As he glanced through the pages of the newsletter he was reading, he continued with his shrewd remarks,
“I may care about you, Bianca, but all I feel towards your son is an obligation. He’s not my son. He’ll never be. I don’t love him, he’s just my responsibility because I’m married to his mother. So, don’t come here telling me how to govern my affairs. My only son is Leonard Carrington, and he alone will be acknowledged as my heir.”
“You’re lucky I took you in, because I read my late wife’s letter. Don’t force my wrath, Lady Bianca.”
“You…” she was about to retaliate, when he cut her off.
“This topic is over, you may leave.”
Bianca’s eyes widened as Edward’s words pierced her like sharp icicles. With tears blurring her vision, she reached for the door handle and pulled the oak door creaking open to reveal the castle’s imposing corridor.
She stepped out, the door softly clicking shut behind her, and slid to the pine floor, her back pressing against the unforgiving wood.
Minutes passed, the stinging of her cheeks and the harshness of her sobs enveloping her in a haze of sorrow.
Her gaze flitted towards the shadowy corner of the corridor, where a small figure seemed to materialize from the darkness.
Darren, her seven-year-old son, stood there, his face creased with worry. She rushed towards him, her arms outstretched, but he recoiled from her touch, slipping from her grasp and disappearing around the corner.
“Darren, wait!” Bianca heaved herself off the floor, her movements slowed by her pregnant belly. She took a few laborious steps towards Darren, tears still streaming down her cheeks, but he seemed to melt into the shadows, his form dissolving in the darkness of the corridor.
“Darren, please,” she called after him, her voice strained as she struggled to maintain her balance. “Let me explain...”
But he was gone.
Darren fled through the castle’s hallway, the tears streaking down his face, blurring his vision as he raced towards the drawing room. He pushed open the door, slamming it shut behind him, and sprinted to the corner.
“Mother lied. She said Father was my father. She said I was his son.” His words echoed around the dark room, his sobs reverberating off the walls.

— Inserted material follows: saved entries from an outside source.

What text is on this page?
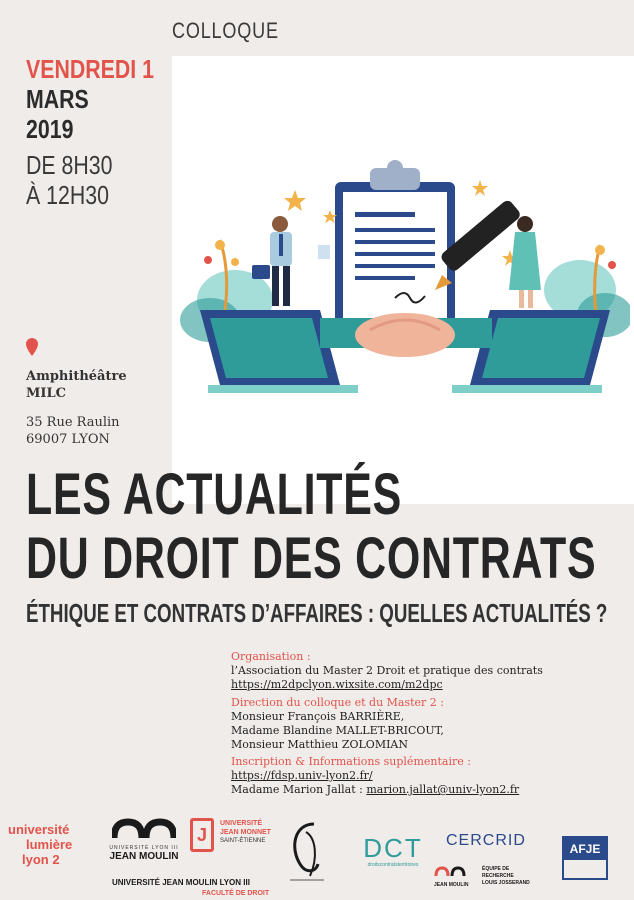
COLLOQUE
VENDREDI 1
MARS
2019
DE 8H30
À 12H30
Amphithéâtre
MILC
35 Rue Raulin
69007 LYON
LES ACTUALITÉS
DU DROIT DES CONTRATS
ÉTHIQUE ET CONTRATS D’AFFAIRES : QUELLES ACTUALITÉS ?
Organisation :
l’Association du Master 2 Droit et pratique des contrats
https://m2dpclyon.wixsite.com/m2dpc
Direction du colloque et du Master 2 :
Monsieur François BARRIÈRE,
Madame Blandine MALLET-BRICOUT,
Monsieur Matthieu ZOLOMIAN
Inscription & Informations suplémentaire :
https://fdsp.univ-lyon2.fr/
Madame Marion Jallat : marion.jallat@univ-lyon2.fr
université
lumière
lyon 2
UNIVERSITÉ LYON III
JEAN MOULIN
J
UNIVERSITÉ
JEAN MONNET
SAINT-ÉTIENNE
UNIVERSITÉ JEAN MOULIN LYON III
FACULTÉ DE DROIT
DCT
droitscontratsterritoires
CERCRID
JEAN MOULIN
ÉQUIPE DE
RECHERCHE
LOUIS JOSSERAND
AFJE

The only light came from the flickering flames in the fireplace, casting a warm glow on the tear-stained face of the young boy. Darren huddled by himself, clutching his clothes, trying to make sense of the words he had heard.
“Not his son. Inherit nothing. Only Leonard…”

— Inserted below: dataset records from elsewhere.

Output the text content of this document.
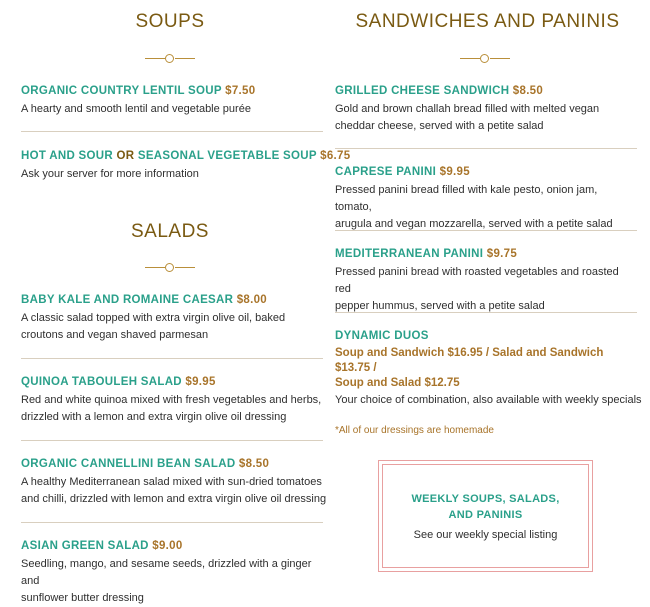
SOUPS
ORGANIC COUNTRY LENTIL SOUP $7.50
A hearty and smooth lentil and vegetable purée
HOT AND SOUR OR SEASONAL VEGETABLE SOUP $6.75
Ask your server for more information
SALADS
BABY KALE AND ROMAINE CAESAR $8.00
A classic salad topped with extra virgin olive oil, baked
croutons and vegan shaved parmesan
QUINOA TABOULEH SALAD $9.95
Red and white quinoa mixed with fresh vegetables and herbs,
drizzled with a lemon and extra virgin olive oil dressing
ORGANIC CANNELLINI BEAN SALAD $8.50
A healthy Mediterranean salad mixed with sun-dried tomatoes
and chilli, drizzled with lemon and extra virgin olive oil dressing
ASIAN GREEN SALAD $9.00
Seedling, mango, and sesame seeds, drizzled with a ginger and
sunflower butter dressing
SANDWICHES AND PANINIS
GRILLED CHEESE SANDWICH $8.50
Gold and brown challah bread filled with melted vegan
cheddar cheese, served with a petite salad
CAPRESE PANINI $9.95
Pressed panini bread filled with kale pesto, onion jam, tomato,
arugula and vegan mozzarella, served with a petite salad
MEDITERRANEAN PANINI $9.75
Pressed panini bread with roasted vegetables and roasted red
pepper hummus, served with a petite salad
DYNAMIC DUOS
Soup and Sandwich $16.95 / Salad and Sandwich $13.75 /
Soup and Salad $12.75
Your choice of combination, also available with weekly specials
*All of our dressings are homemade
WEEKLY SOUPS, SALADS,
AND PANINIS
See our weekly special listing
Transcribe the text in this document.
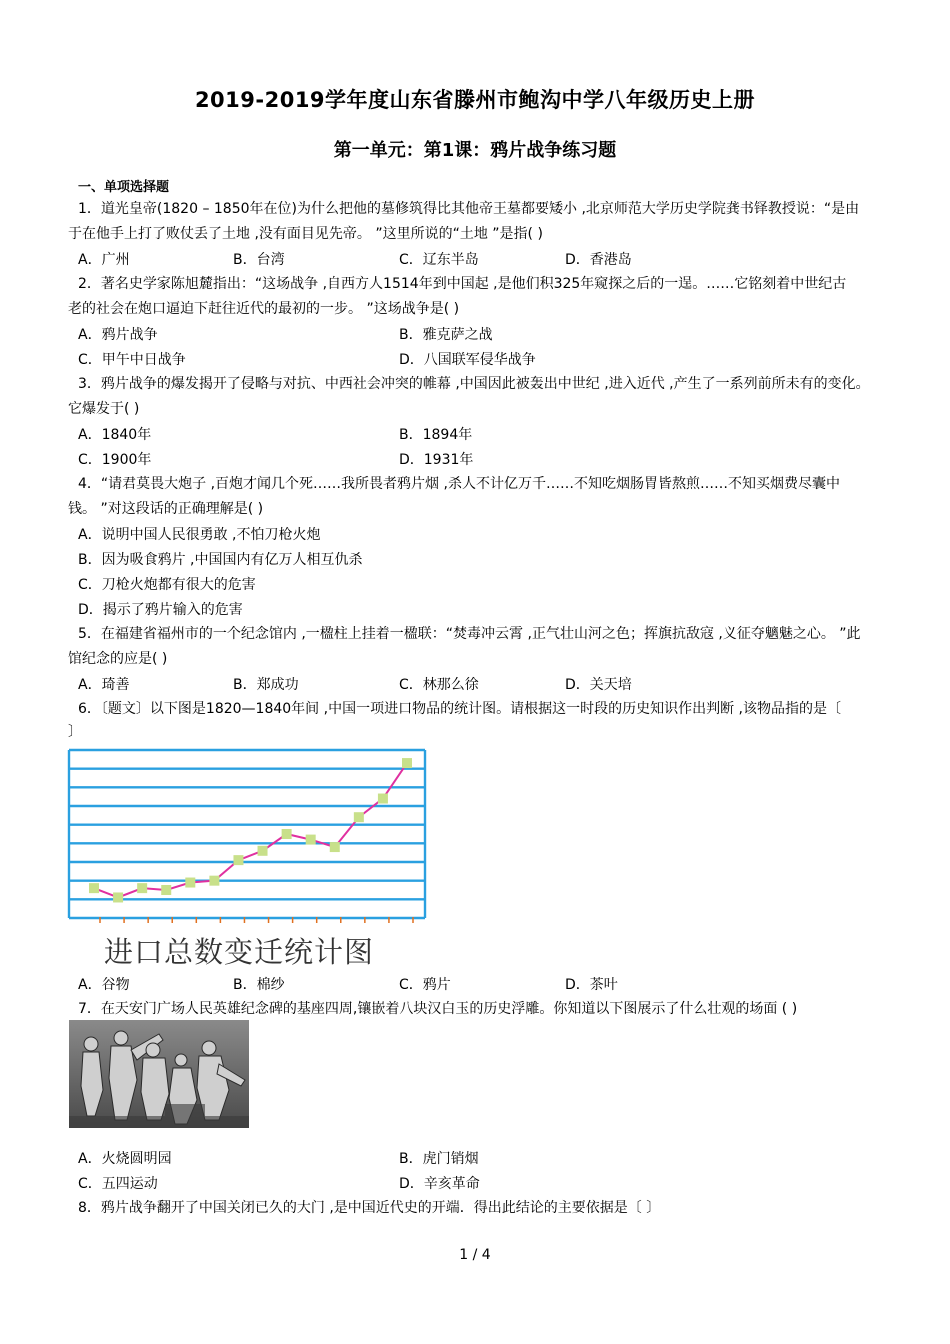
2019-2019学年度山东省滕州市鲍沟中学八年级历史上册
第一单元：第1课：鸦片战争练习题
一、单项选择题
1．道光皇帝(1820 – 1850年在位)为什么把他的墓修筑得比其他帝王墓都要矮小 ,北京师范大学历史学院龚书铎教授说：“是由
于在他手上打了败仗丢了土地 ,没有面目见先帝。 ”这里所说的“土地 ”是指( )
A．广州	B．台湾	C．辽东半岛	D．香港岛
2．著名史学家陈旭麓指出：“这场战争 ,自西方人1514年到中国起 ,是他们积325年窥探之后的一逞。……它铭刻着中世纪古
老的社会在炮口逼迫下赶往近代的最初的一步。 ”这场战争是( )
A．鸦片战争	B．雅克萨之战
C．甲午中日战争	D．八国联军侵华战争
3．鸦片战争的爆发揭开了侵略与对抗、中西社会冲突的帷幕 ,中国因此被轰出中世纪 ,进入近代 ,产生了一系列前所未有的变化。
它爆发于( )
A．1840年	B．1894年
C．1900年	D．1931年
4．“请君莫畏大炮子 ,百炮才闻几个死……我所畏者鸦片烟 ,杀人不计亿万千……不知吃烟肠胃皆熬煎……不知买烟费尽囊中
钱。 ”对这段话的正确理解是( )
A．说明中国人民很勇敢 ,不怕刀枪火炮
B．因为吸食鸦片 ,中国国内有亿万人相互仇杀
C．刀枪火炮都有很大的危害
D．揭示了鸦片输入的危害
5．在福建省福州市的一个纪念馆内 ,一楹柱上挂着一楹联：“焚毒冲云霄 ,正气壮山河之色；挥旗抗敌寇 ,义征夺魑魅之心。 ”此
馆纪念的应是( )
A．琦善	B．郑成功	C．林那么徐	D．关天培
6．〔题文〕以下图是1820—1840年间 ,中国一项进口物品的统计图。请根据这一时段的历史知识作出判断 ,该物品指的是〔
〕
进口总数变迁统计图
A．谷物	B．棉纱	C．鸦片	D．茶叶
7．在天安门广场人民英雄纪念碑的基座四周,镶嵌着八块汉白玉的历史浮雕。你知道以下图展示了什么壮观的场面 ( )
A．火烧圆明园	B．虎门销烟
C．五四运动	D．辛亥革命
8．鸦片战争翻开了中国关闭已久的大门 ,是中国近代史的开端．得出此结论的主要依据是〔 〕
1 / 4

Each word felt like a dagger, slicing through his heart, and he felt a new emotion seep through his veins: hatred. A burning, all-consuming hatred for the man who had rejected him.
Darren felt the duke's rejection in his very bones, felt a peculiar kind of pain enter his body and creep around his heart. And, as hatred flooded his body and poured from his eyes, he made a solemn vow.
If he couldn't be his father’s son, then by God, he'd be his karma. He’d claim the Duke’s legacy as his own.